Forty‐six randomized patients underwent a first examination with gadobenate dimeglumine (n = 23) or gadopentetate dimeglumine (n = 23) and then, after 2–7 days, a second examination with the other agent. Contrast administration (volume, rate), sequence parameters (T1wSE; T1wGRE), and interval between injection and image acquisition were identical for examinations in each patient. Three blinded neuroradiologists evaluated images qualitatively (lesion delineation, lesion enhancement, global preference) and quantitatively (lesion‐to‐brain ratio [LBR], contrast‐to‐noise ratio [CNR], % lesion enhancement). Differences were assessed using Wilcoxon's signed‐rank test. Reader agreement was determined using kappa (κ) statistics.

Results

There were no demographic differences between groups.

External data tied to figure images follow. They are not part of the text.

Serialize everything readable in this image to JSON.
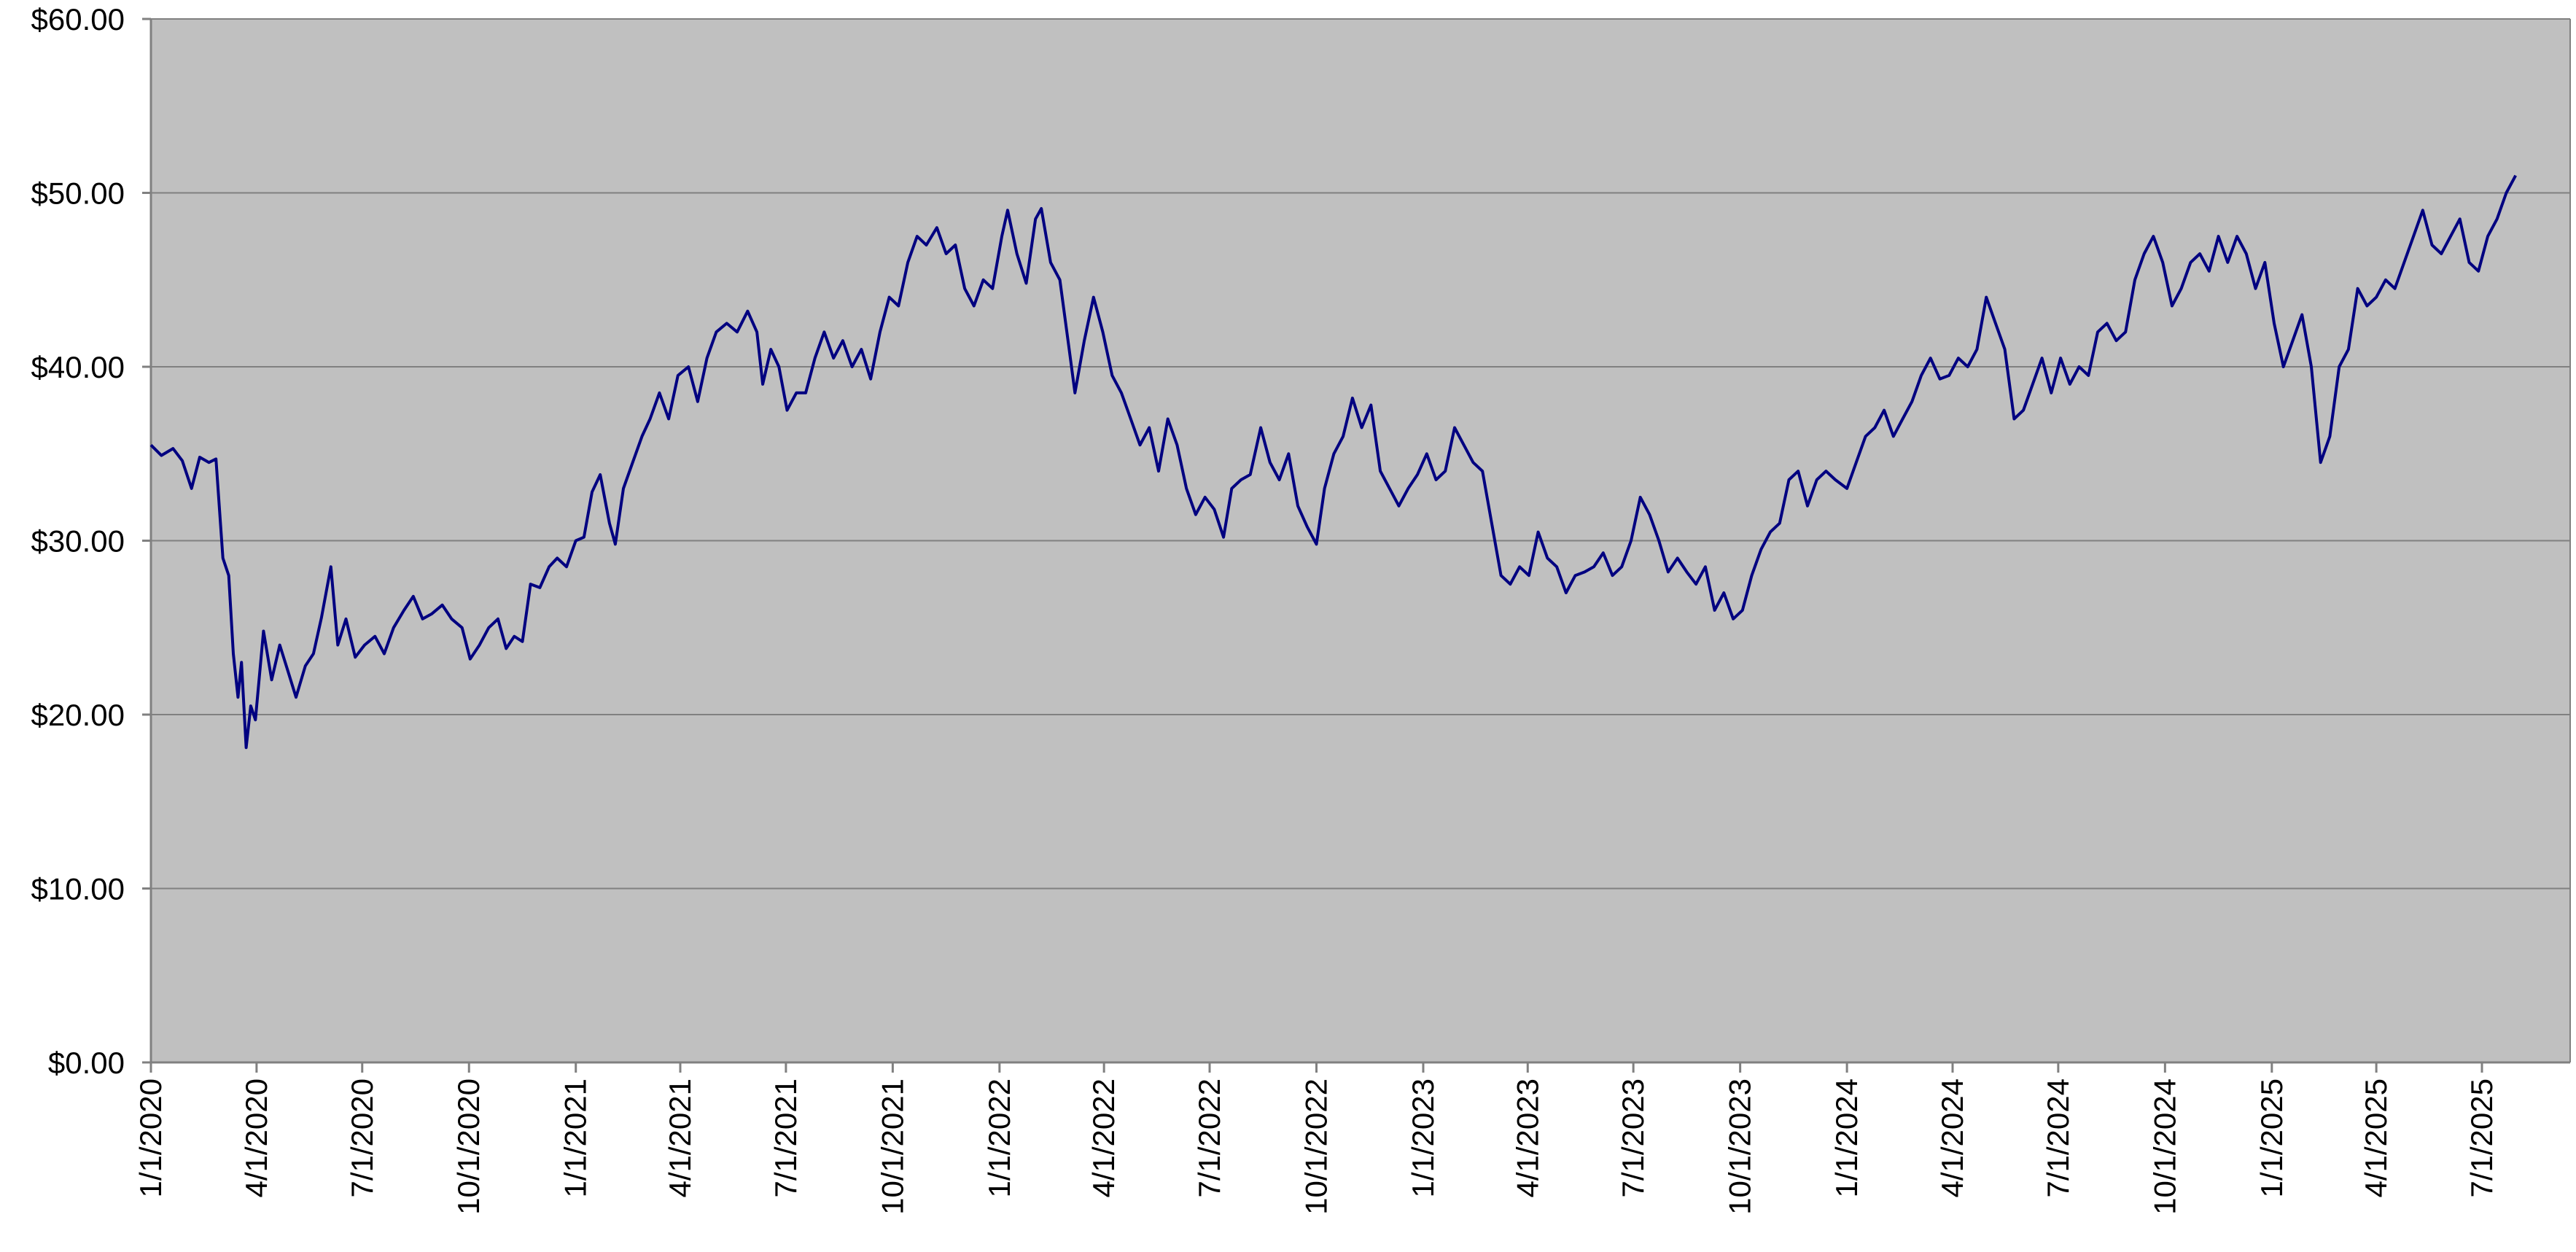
{
  "chart_data": {
    "type": "line",
    "title": "",
    "xlabel": "",
    "ylabel": "",
    "ylim": [
      0,
      60
    ],
    "xlim": [
      "2020-01-01",
      "2025-09-15"
    ],
    "grid": {
      "horizontal": true,
      "vertical": false
    },
    "legend": "none",
    "colors": {
      "plot_background": "#c0c0c0",
      "line": "#000080",
      "grid": "#808080",
      "axis": "#808080"
    },
    "y_tick_labels": [
      "$0.00",
      "$10.00",
      "$20.00",
      "$30.00",
      "$40.00",
      "$50.00",
      "$60.00"
    ],
    "y_ticks": [
      0,
      10,
      20,
      30,
      40,
      50,
      60
    ],
    "x_tick_labels": [
      "1/1/2020",
      "4/1/2020",
      "7/1/2020",
      "10/1/2020",
      "1/1/2021",
      "4/1/2021",
      "7/1/2021",
      "10/1/2021",
      "1/1/2022",
      "4/1/2022",
      "7/1/2022",
      "10/1/2022",
      "1/1/2023",
      "4/1/2023",
      "7/1/2023",
      "10/1/2023",
      "1/1/2024",
      "4/1/2024",
      "7/1/2024",
      "10/1/2024",
      "1/1/2025",
      "4/1/2025",
      "7/1/2025"
    ],
    "x_ticks": [
      "2020-01-01",
      "2020-04-01",
      "2020-07-01",
      "2020-10-01",
      "2021-01-01",
      "2021-04-01",
      "2021-07-01",
      "2021-10-01",
      "2022-01-01",
      "2022-04-01",
      "2022-07-01",
      "2022-10-01",
      "2023-01-01",
      "2023-04-01",
      "2023-07-01",
      "2023-10-01",
      "2024-01-01",
      "2024-04-01",
      "2024-07-01",
      "2024-10-01",
      "2025-01-01",
      "2025-04-01",
      "2025-07-01"
    ],
    "series": [
      {
        "name": "",
        "points": [
          [
            "2020-01-01",
            35.5
          ],
          [
            "2020-01-10",
            34.9
          ],
          [
            "2020-01-20",
            35.3
          ],
          [
            "2020-01-28",
            34.6
          ],
          [
            "2020-02-05",
            33.0
          ],
          [
            "2020-02-12",
            34.8
          ],
          [
            "2020-02-20",
            34.5
          ],
          [
            "2020-02-26",
            34.7
          ],
          [
            "2020-03-03",
            29.0
          ],
          [
            "2020-03-08",
            28.0
          ],
          [
            "2020-03-12",
            23.5
          ],
          [
            "2020-03-16",
            21.0
          ],
          [
            "2020-03-19",
            23.0
          ],
          [
            "2020-03-23",
            18.1
          ],
          [
            "2020-03-27",
            20.5
          ],
          [
            "2020-03-31",
            19.7
          ],
          [
            "2020-04-07",
            24.8
          ],
          [
            "2020-04-14",
            22.0
          ],
          [
            "2020-04-21",
            24.0
          ],
          [
            "2020-04-28",
            22.5
          ],
          [
            "2020-05-05",
            21.0
          ],
          [
            "2020-05-13",
            22.8
          ],
          [
            "2020-05-20",
            23.5
          ],
          [
            "2020-05-27",
            25.6
          ],
          [
            "2020-06-04",
            28.5
          ],
          [
            "2020-06-10",
            24.0
          ],
          [
            "2020-06-17",
            25.5
          ],
          [
            "2020-06-25",
            23.3
          ],
          [
            "2020-07-03",
            24.0
          ],
          [
            "2020-07-12",
            24.5
          ],
          [
            "2020-07-20",
            23.5
          ],
          [
            "2020-07-28",
            25.0
          ],
          [
            "2020-08-06",
            26.0
          ],
          [
            "2020-08-14",
            26.8
          ],
          [
            "2020-08-22",
            25.5
          ],
          [
            "2020-08-30",
            25.8
          ],
          [
            "2020-09-08",
            26.3
          ],
          [
            "2020-09-16",
            25.5
          ],
          [
            "2020-09-25",
            25.0
          ],
          [
            "2020-10-02",
            23.2
          ],
          [
            "2020-10-10",
            24.0
          ],
          [
            "2020-10-18",
            25.0
          ],
          [
            "2020-10-26",
            25.5
          ],
          [
            "2020-11-02",
            23.8
          ],
          [
            "2020-11-09",
            24.5
          ],
          [
            "2020-11-16",
            24.2
          ],
          [
            "2020-11-23",
            27.5
          ],
          [
            "2020-12-01",
            27.3
          ],
          [
            "2020-12-09",
            28.5
          ],
          [
            "2020-12-16",
            29.0
          ],
          [
            "2020-12-24",
            28.5
          ],
          [
            "2021-01-01",
            30.0
          ],
          [
            "2021-01-08",
            30.2
          ],
          [
            "2021-01-15",
            32.8
          ],
          [
            "2021-01-22",
            33.8
          ],
          [
            "2021-01-30",
            31.0
          ],
          [
            "2021-02-04",
            29.8
          ],
          [
            "2021-02-11",
            33.0
          ],
          [
            "2021-02-19",
            34.5
          ],
          [
            "2021-02-27",
            36.0
          ],
          [
            "2021-03-06",
            37.0
          ],
          [
            "2021-03-14",
            38.5
          ],
          [
            "2021-03-22",
            37.0
          ],
          [
            "2021-03-30",
            39.5
          ],
          [
            "2021-04-08",
            40.0
          ],
          [
            "2021-04-16",
            38.0
          ],
          [
            "2021-04-24",
            40.5
          ],
          [
            "2021-05-02",
            42.0
          ],
          [
            "2021-05-11",
            42.5
          ],
          [
            "2021-05-20",
            42.0
          ],
          [
            "2021-05-29",
            43.2
          ],
          [
            "2021-06-06",
            42.0
          ],
          [
            "2021-06-11",
            39.0
          ],
          [
            "2021-06-18",
            41.0
          ],
          [
            "2021-06-25",
            40.0
          ],
          [
            "2021-07-02",
            37.5
          ],
          [
            "2021-07-10",
            38.5
          ],
          [
            "2021-07-18",
            38.5
          ],
          [
            "2021-07-26",
            40.5
          ],
          [
            "2021-08-03",
            42.0
          ],
          [
            "2021-08-11",
            40.5
          ],
          [
            "2021-08-19",
            41.5
          ],
          [
            "2021-08-27",
            40.0
          ],
          [
            "2021-09-04",
            41.0
          ],
          [
            "2021-09-12",
            39.3
          ],
          [
            "2021-09-20",
            42.0
          ],
          [
            "2021-09-28",
            44.0
          ],
          [
            "2021-10-06",
            43.5
          ],
          [
            "2021-10-14",
            46.0
          ],
          [
            "2021-10-22",
            47.5
          ],
          [
            "2021-10-30",
            47.0
          ],
          [
            "2021-11-08",
            48.0
          ],
          [
            "2021-11-16",
            46.5
          ],
          [
            "2021-11-24",
            47.0
          ],
          [
            "2021-12-02",
            44.5
          ],
          [
            "2021-12-10",
            43.5
          ],
          [
            "2021-12-18",
            45.0
          ],
          [
            "2021-12-26",
            44.5
          ],
          [
            "2022-01-03",
            47.5
          ],
          [
            "2022-01-08",
            49.0
          ],
          [
            "2022-01-16",
            46.5
          ],
          [
            "2022-01-24",
            44.8
          ],
          [
            "2022-02-01",
            48.5
          ],
          [
            "2022-02-06",
            49.1
          ],
          [
            "2022-02-14",
            46.0
          ],
          [
            "2022-02-22",
            45.0
          ],
          [
            "2022-03-02",
            41.0
          ],
          [
            "2022-03-07",
            38.5
          ],
          [
            "2022-03-15",
            41.5
          ],
          [
            "2022-03-23",
            44.0
          ],
          [
            "2022-03-31",
            42.0
          ],
          [
            "2022-04-08",
            39.5
          ],
          [
            "2022-04-16",
            38.5
          ],
          [
            "2022-04-24",
            37.0
          ],
          [
            "2022-05-02",
            35.5
          ],
          [
            "2022-05-10",
            36.5
          ],
          [
            "2022-05-18",
            34.0
          ],
          [
            "2022-05-26",
            37.0
          ],
          [
            "2022-06-03",
            35.5
          ],
          [
            "2022-06-11",
            33.0
          ],
          [
            "2022-06-19",
            31.5
          ],
          [
            "2022-06-27",
            32.5
          ],
          [
            "2022-07-05",
            31.8
          ],
          [
            "2022-07-13",
            30.2
          ],
          [
            "2022-07-20",
            33.0
          ],
          [
            "2022-07-28",
            33.5
          ],
          [
            "2022-08-05",
            33.8
          ],
          [
            "2022-08-14",
            36.5
          ],
          [
            "2022-08-22",
            34.5
          ],
          [
            "2022-08-30",
            33.5
          ],
          [
            "2022-09-07",
            35.0
          ],
          [
            "2022-09-15",
            32.0
          ],
          [
            "2022-09-23",
            30.8
          ],
          [
            "2022-10-01",
            29.8
          ],
          [
            "2022-10-08",
            33.0
          ],
          [
            "2022-10-16",
            35.0
          ],
          [
            "2022-10-24",
            36.0
          ],
          [
            "2022-11-01",
            38.2
          ],
          [
            "2022-11-09",
            36.5
          ],
          [
            "2022-11-17",
            37.8
          ],
          [
            "2022-11-25",
            34.0
          ],
          [
            "2022-12-03",
            33.0
          ],
          [
            "2022-12-11",
            32.0
          ],
          [
            "2022-12-19",
            33.0
          ],
          [
            "2022-12-27",
            33.8
          ],
          [
            "2023-01-04",
            35.0
          ],
          [
            "2023-01-12",
            33.5
          ],
          [
            "2023-01-20",
            34.0
          ],
          [
            "2023-01-28",
            36.5
          ],
          [
            "2023-02-05",
            35.5
          ],
          [
            "2023-02-13",
            34.5
          ],
          [
            "2023-02-21",
            34.0
          ],
          [
            "2023-03-01",
            31.0
          ],
          [
            "2023-03-09",
            28.0
          ],
          [
            "2023-03-17",
            27.5
          ],
          [
            "2023-03-25",
            28.5
          ],
          [
            "2023-04-02",
            28.0
          ],
          [
            "2023-04-10",
            30.5
          ],
          [
            "2023-04-18",
            29.0
          ],
          [
            "2023-04-26",
            28.5
          ],
          [
            "2023-05-04",
            27.0
          ],
          [
            "2023-05-12",
            28.0
          ],
          [
            "2023-05-20",
            28.2
          ],
          [
            "2023-05-28",
            28.5
          ],
          [
            "2023-06-05",
            29.3
          ],
          [
            "2023-06-13",
            28.0
          ],
          [
            "2023-06-21",
            28.5
          ],
          [
            "2023-06-29",
            30.0
          ],
          [
            "2023-07-07",
            32.5
          ],
          [
            "2023-07-15",
            31.5
          ],
          [
            "2023-07-23",
            30.0
          ],
          [
            "2023-07-31",
            28.2
          ],
          [
            "2023-08-08",
            29.0
          ],
          [
            "2023-08-16",
            28.2
          ],
          [
            "2023-08-24",
            27.5
          ],
          [
            "2023-09-01",
            28.5
          ],
          [
            "2023-09-09",
            26.0
          ],
          [
            "2023-09-17",
            27.0
          ],
          [
            "2023-09-25",
            25.5
          ],
          [
            "2023-10-03",
            26.0
          ],
          [
            "2023-10-11",
            28.0
          ],
          [
            "2023-10-19",
            29.5
          ],
          [
            "2023-10-27",
            30.5
          ],
          [
            "2023-11-04",
            31.0
          ],
          [
            "2023-11-12",
            33.5
          ],
          [
            "2023-11-20",
            34.0
          ],
          [
            "2023-11-28",
            32.0
          ],
          [
            "2023-12-06",
            33.5
          ],
          [
            "2023-12-14",
            34.0
          ],
          [
            "2023-12-22",
            33.5
          ],
          [
            "2024-01-01",
            33.0
          ],
          [
            "2024-01-09",
            34.5
          ],
          [
            "2024-01-17",
            36.0
          ],
          [
            "2024-01-25",
            36.5
          ],
          [
            "2024-02-02",
            37.5
          ],
          [
            "2024-02-10",
            36.0
          ],
          [
            "2024-02-18",
            37.0
          ],
          [
            "2024-02-26",
            38.0
          ],
          [
            "2024-03-05",
            39.5
          ],
          [
            "2024-03-13",
            40.5
          ],
          [
            "2024-03-21",
            39.3
          ],
          [
            "2024-03-29",
            39.5
          ],
          [
            "2024-04-06",
            40.5
          ],
          [
            "2024-04-14",
            40.0
          ],
          [
            "2024-04-22",
            41.0
          ],
          [
            "2024-04-30",
            44.0
          ],
          [
            "2024-05-08",
            42.5
          ],
          [
            "2024-05-16",
            41.0
          ],
          [
            "2024-05-24",
            37.0
          ],
          [
            "2024-06-01",
            37.5
          ],
          [
            "2024-06-09",
            39.0
          ],
          [
            "2024-06-17",
            40.5
          ],
          [
            "2024-06-25",
            38.5
          ],
          [
            "2024-07-03",
            40.5
          ],
          [
            "2024-07-11",
            39.0
          ],
          [
            "2024-07-19",
            40.0
          ],
          [
            "2024-07-27",
            39.5
          ],
          [
            "2024-08-04",
            42.0
          ],
          [
            "2024-08-12",
            42.5
          ],
          [
            "2024-08-20",
            41.5
          ],
          [
            "2024-08-28",
            42.0
          ],
          [
            "2024-09-05",
            45.0
          ],
          [
            "2024-09-13",
            46.5
          ],
          [
            "2024-09-21",
            47.5
          ],
          [
            "2024-09-29",
            46.0
          ],
          [
            "2024-10-07",
            43.5
          ],
          [
            "2024-10-15",
            44.5
          ],
          [
            "2024-10-23",
            46.0
          ],
          [
            "2024-10-31",
            46.5
          ],
          [
            "2024-11-08",
            45.5
          ],
          [
            "2024-11-16",
            47.5
          ],
          [
            "2024-11-24",
            46.0
          ],
          [
            "2024-12-02",
            47.5
          ],
          [
            "2024-12-10",
            46.5
          ],
          [
            "2024-12-18",
            44.5
          ],
          [
            "2024-12-26",
            46.0
          ],
          [
            "2025-01-03",
            42.5
          ],
          [
            "2025-01-11",
            40.0
          ],
          [
            "2025-01-19",
            41.5
          ],
          [
            "2025-01-27",
            43.0
          ],
          [
            "2025-02-04",
            40.0
          ],
          [
            "2025-02-12",
            34.5
          ],
          [
            "2025-02-20",
            36.0
          ],
          [
            "2025-02-28",
            40.0
          ],
          [
            "2025-03-08",
            41.0
          ],
          [
            "2025-03-16",
            44.5
          ],
          [
            "2025-03-24",
            43.5
          ],
          [
            "2025-04-01",
            44.0
          ],
          [
            "2025-04-09",
            45.0
          ],
          [
            "2025-04-17",
            44.5
          ],
          [
            "2025-04-25",
            46.0
          ],
          [
            "2025-05-03",
            47.5
          ],
          [
            "2025-05-11",
            49.0
          ],
          [
            "2025-05-19",
            47.0
          ],
          [
            "2025-05-27",
            46.5
          ],
          [
            "2025-06-04",
            47.5
          ],
          [
            "2025-06-12",
            48.5
          ],
          [
            "2025-06-20",
            46.0
          ],
          [
            "2025-06-28",
            45.5
          ],
          [
            "2025-07-06",
            47.5
          ],
          [
            "2025-07-14",
            48.5
          ],
          [
            "2025-07-22",
            50.0
          ],
          [
            "2025-07-30",
            51.0
          ]
        ]
      }
    ]
  }
}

The three readers preferred gadobenate dimeglumine globally in 22 (53.7%), 21 (51.2%), and 27 (65.9%) patients, respectively, compared with 0, 1, and 0 patients for gadopentetate dimeglumine. Similar significant (P < 0.001) preference was expressed for lesion border delineation and enhancement. Reader agreement was consistently good (κ = 0.48–0.64). Significantly (P < 0.05) higher LBR (+43.5– 61.2%), CNR (+51.3–147.6%), and % lesion enhancement (+45.9–49.5%) was noted with gadobenate dimeglumine.

Conclusion

Brain lesion depiction at 3T is significantly improved with 0.1 mmol/kg gadobenate dimeglumine. J. Magn. Reson. Imaging 2009;29:760–767. © 2009 Wiley‐Liss, Inc.